Overview Short-MetaWorld is a dataset rendered from modified environment of Meta-World [1], which contains Multi-Task10(MT10) and Meta-Learning10(ML10) in total 20 tasks with 100 successful trajectories for each task. Each trajectory is padded to 20 steps.
File Structure This directory contains 3 sub-directories.
└── short-MetaWorld
├── task_description.py # language instructions for each task
├── img_only # rendered visual inputs for all tasks
│ ├── button-press-topdown-v2 # task name
│ │ ├── 0 # trajectory id
│ │ │ ├── 0.jpg # step 0 observation (224224)

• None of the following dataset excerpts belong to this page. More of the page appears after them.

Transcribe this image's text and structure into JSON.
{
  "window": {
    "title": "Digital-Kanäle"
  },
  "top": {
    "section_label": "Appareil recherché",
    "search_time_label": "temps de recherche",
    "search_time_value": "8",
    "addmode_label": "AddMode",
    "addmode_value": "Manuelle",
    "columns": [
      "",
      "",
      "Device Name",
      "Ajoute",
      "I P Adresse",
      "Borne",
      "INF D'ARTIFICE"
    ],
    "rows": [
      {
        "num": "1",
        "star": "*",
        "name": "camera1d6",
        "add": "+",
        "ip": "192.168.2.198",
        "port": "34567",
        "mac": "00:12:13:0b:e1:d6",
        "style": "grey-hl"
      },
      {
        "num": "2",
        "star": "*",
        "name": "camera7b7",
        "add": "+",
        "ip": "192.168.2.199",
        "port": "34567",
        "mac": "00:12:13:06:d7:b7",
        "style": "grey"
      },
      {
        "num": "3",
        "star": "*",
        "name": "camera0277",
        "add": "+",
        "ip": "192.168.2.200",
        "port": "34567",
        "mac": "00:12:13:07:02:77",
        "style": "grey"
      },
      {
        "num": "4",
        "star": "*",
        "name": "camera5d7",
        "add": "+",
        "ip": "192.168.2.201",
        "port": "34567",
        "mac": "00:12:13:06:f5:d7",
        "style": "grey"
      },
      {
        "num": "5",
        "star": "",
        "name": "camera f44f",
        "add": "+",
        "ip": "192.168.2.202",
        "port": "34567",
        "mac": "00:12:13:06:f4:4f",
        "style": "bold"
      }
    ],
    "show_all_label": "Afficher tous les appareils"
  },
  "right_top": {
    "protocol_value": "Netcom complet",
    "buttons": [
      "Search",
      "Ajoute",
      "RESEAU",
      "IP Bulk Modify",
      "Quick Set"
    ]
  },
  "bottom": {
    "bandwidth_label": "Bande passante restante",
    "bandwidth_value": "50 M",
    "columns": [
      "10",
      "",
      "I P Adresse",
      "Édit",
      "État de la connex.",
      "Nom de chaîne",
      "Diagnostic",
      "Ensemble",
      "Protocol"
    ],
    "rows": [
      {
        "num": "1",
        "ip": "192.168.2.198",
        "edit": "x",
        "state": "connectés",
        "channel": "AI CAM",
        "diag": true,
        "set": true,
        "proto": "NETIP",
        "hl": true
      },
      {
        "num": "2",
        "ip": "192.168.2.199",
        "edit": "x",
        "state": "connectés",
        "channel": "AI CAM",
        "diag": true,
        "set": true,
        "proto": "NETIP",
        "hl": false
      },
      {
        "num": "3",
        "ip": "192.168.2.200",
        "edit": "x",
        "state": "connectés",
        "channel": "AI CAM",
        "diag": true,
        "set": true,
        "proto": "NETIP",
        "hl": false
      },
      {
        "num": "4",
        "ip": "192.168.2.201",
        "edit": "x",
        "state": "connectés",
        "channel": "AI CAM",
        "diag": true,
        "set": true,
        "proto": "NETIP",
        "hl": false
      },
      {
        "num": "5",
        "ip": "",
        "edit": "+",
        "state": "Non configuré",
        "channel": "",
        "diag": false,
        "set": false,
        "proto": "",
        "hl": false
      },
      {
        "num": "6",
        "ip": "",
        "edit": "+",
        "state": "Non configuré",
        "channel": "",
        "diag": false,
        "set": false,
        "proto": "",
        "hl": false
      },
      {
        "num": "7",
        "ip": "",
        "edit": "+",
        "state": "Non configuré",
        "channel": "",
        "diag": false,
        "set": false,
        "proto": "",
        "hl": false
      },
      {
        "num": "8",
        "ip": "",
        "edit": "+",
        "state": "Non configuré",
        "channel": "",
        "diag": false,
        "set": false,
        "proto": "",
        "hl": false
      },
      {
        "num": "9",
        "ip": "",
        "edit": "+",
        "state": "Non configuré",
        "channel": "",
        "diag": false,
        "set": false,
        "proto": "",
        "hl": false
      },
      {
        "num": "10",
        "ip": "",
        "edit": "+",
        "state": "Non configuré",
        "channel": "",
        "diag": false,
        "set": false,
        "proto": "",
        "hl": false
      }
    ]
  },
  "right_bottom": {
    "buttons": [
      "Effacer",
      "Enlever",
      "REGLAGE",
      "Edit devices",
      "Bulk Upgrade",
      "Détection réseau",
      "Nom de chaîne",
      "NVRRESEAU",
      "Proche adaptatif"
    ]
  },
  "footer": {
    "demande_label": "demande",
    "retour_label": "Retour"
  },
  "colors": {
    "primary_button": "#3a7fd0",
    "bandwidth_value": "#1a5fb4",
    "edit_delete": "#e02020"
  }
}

│ │ │ ├── 1.jpg # step 1 observation
│ │ │ └── ...
│ │ ├── 1
│ │ └── ...
│ ├── door-open-v2
│ └── ...
├── unprocessed # trajectory actions with visual observations (256256)
│ ├── unprocessed_MT10_20 # task name
│ │ ├── data.pkl # a file contains all 10 tasks
│ │ ├── door-open-v2.pkl # door-open task file
│ │ └── ...
│ └── unprocessed_ML10_20
└── r3m-processed # trajectory actions with visual obs processed by R3M [2]
[1] Yu, Tianhe, et al. "Meta-world: A benchmark and evaluation for multi-task and meta reinforcement learning." Conference on robot learning. PMLR, 2020. [2] Nair, Suraj, et al. "R3M: A Universal Visual Representation for Robot Manipulation." Conference on Robot Learning. PMLR, 2023.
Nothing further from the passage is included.